Mumbai: The State ’s consent to private medical colleges to charge management quota students four times the merit seat fee has become as an impediment for post-graduate medical students.
Despite admissions for postgraduate courses beginning early this month, private medical colleges were seen refusing admissions to students, as they were seeking charges for management quota students to be made the same as those of NRI candidates. The NRI quota fee is set at five times the merit seat fee. The first round of admissions ended on Thursday, with private colleges abstaining from participating in it.
Monday’s agreement signed between the state and the Fee Regulating Authority (FRA) with colleges shows the present fee structure to be in the ratio of 1: 4:5, as against the earlier ratio fixed at 1:3:5.
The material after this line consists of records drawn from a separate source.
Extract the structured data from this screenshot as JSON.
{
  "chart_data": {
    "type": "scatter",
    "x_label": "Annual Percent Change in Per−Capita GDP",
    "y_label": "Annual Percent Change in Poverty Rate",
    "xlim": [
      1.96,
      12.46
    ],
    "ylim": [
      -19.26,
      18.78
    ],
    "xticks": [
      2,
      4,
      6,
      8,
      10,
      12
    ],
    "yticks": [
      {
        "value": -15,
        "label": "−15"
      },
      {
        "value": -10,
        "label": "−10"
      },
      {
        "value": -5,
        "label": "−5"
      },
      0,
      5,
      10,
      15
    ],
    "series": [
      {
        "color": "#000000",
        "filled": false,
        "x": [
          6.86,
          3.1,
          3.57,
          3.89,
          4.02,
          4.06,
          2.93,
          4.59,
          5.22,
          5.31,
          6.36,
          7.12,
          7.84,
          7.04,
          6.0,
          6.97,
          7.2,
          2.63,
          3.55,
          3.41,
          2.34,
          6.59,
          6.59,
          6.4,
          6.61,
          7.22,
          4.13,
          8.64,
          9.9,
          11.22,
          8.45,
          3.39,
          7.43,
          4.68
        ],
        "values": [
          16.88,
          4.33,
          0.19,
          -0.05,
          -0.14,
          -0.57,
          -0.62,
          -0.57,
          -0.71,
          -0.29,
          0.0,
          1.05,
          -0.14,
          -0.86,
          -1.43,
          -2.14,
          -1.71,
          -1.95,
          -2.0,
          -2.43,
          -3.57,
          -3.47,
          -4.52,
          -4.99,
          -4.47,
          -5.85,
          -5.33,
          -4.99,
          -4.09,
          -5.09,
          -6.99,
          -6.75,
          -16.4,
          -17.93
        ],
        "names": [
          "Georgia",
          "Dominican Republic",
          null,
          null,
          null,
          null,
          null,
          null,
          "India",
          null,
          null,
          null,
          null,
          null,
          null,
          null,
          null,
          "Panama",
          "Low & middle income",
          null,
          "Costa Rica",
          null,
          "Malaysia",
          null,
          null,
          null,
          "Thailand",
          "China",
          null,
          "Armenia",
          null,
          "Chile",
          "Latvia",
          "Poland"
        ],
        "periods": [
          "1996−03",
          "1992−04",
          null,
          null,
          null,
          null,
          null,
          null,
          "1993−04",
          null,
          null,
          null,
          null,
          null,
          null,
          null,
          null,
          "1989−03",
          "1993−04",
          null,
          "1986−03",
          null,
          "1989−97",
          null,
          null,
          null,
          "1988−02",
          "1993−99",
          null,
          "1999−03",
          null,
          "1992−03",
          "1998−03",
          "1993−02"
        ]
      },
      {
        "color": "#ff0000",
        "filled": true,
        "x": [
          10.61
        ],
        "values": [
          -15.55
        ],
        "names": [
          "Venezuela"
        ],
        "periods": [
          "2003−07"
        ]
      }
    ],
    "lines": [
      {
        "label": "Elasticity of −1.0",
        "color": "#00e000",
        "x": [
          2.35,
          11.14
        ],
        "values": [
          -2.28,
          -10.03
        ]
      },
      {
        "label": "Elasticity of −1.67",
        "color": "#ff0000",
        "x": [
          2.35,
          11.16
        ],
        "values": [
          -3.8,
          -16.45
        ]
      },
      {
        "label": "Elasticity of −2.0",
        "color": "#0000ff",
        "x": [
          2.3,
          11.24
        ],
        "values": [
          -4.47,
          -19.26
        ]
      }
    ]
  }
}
“It is resolved,” a government official told TOI. As per the new ratio fixed, if merit quota (50%) students of a college pay an annual fee of Rs 12 lakh set by the FRA, then the 35% under the management quota category would pay Rs 48 lakh, and the NRI candidates who happen to be 15% of the total strength, Rs 60 lakh.
Parents, however, are unhappy with the latest hike granted to the management quota.
“Instead of serving notices to these colleges, the government has given in. A complaint should have been registered against each of them and submitted to the Medical Council of India,” said a parent.
With the pact in place, the Directorate of Medical Education and Research (DMER) will be issuing a notification for filling of vacant PG seats. The remaining vacant seats from the all-India quota of government colleges and deemed universities will be surrendered
According to experts, private colleges have stood by their stand on PG seats, by abstaining from registering students in PG courses and are sure that a similar stance is likely to be maintained by them towards MBBS admissions.
The first round of admissions witnessed only two private colleges coming out and joining the admission process, besides government institutions. The 2 private colleges who participated in the admission process included —Kashibai Navale, Pune, and ACPM, Dhule. Admissions at these 2 colleges happened after the students signed an undertaking that if the fee rose, they would willingly remit payments due to the college.
Teaching hospitals like Sangli’s Sanjeevani, Bombay Hospital (which has always been with the government), Swastiyog in Miraj and Sancheti in Pune, also admitted PG candidates. Out of the 400 seats at private colleges, 192 still stand unfilled in the present scenario.